The big question - how long civilizations might survive - is still unknown.
“The fact that humans have had rudimentary technology for roughly 10,000 years doesn't really tell us if other societies would last that long or perhaps much longer," Frand noted in a paper to be published in Astrobiology.
Using a novel approach, Frank and Woodruff Sullivan from University of Washington calculate how unlikely advanced life must be if there has never been another example among the universe's ten billion trillion stars, or even among our own Milky Way galaxy's hundred billion.

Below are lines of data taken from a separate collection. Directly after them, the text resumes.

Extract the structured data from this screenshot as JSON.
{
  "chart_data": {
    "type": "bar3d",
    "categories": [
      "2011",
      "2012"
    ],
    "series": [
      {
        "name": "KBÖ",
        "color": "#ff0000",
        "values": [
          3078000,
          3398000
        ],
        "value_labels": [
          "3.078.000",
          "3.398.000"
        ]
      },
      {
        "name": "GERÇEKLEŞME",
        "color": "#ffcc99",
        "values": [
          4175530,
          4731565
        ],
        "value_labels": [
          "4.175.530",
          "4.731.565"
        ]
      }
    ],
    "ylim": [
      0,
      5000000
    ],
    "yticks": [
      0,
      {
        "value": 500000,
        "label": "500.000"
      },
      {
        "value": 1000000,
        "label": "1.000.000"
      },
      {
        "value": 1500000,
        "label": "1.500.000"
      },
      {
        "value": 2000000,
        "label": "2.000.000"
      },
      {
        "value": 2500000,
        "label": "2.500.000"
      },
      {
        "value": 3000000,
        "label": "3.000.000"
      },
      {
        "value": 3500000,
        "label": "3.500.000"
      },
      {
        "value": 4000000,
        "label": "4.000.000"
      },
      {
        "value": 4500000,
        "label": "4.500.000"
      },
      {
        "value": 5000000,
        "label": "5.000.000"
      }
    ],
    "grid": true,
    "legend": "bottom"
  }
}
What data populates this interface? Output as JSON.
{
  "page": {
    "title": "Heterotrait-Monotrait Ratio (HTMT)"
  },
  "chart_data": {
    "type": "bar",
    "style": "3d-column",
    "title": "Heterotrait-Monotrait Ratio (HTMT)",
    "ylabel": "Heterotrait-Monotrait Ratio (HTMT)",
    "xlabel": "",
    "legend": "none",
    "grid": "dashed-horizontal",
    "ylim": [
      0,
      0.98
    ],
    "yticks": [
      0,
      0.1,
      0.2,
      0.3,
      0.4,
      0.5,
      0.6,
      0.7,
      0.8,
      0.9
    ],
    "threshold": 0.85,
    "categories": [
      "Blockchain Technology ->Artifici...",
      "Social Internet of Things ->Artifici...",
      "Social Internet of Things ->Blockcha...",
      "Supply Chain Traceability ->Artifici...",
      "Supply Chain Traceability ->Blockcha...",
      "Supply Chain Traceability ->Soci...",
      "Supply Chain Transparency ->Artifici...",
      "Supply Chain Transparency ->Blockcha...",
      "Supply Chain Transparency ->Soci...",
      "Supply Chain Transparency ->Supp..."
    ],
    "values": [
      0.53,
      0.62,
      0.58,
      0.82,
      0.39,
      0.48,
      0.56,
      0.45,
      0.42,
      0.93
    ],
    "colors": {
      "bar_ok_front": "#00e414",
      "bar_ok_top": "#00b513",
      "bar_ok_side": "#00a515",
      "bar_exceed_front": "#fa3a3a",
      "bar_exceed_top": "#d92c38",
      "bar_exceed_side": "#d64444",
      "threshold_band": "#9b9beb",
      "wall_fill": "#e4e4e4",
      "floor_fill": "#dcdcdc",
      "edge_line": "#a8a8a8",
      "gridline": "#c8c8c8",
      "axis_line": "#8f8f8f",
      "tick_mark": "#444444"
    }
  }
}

The result? By applying the new exoplanet data to the universe's 2 x 10 to the 22nd power stars, the team found that human civilization is likely to be unique in the cosmos only if the odds of a civilization developing on a habitable planet are less than about one in 10 billion trillion, or one part in 10 to the 22th power.
Another technological species likely has evolved on a habitable planet in our own Milky Way galaxy if the odds against it are better than one chance in 60 billion.
The universe is more than 13 billion years old.
That means that even if there have been a thousand civilizations in our own galaxy, if they live only as long as we have been around -- roughly 10,000 years -- then all of them are likely already extinct.
“And others won't evolve until we are long gone. For us to have much chance of success in finding another "contemporary" active technological civilization, on average they must last much longer than our present lifetime,” the author noted.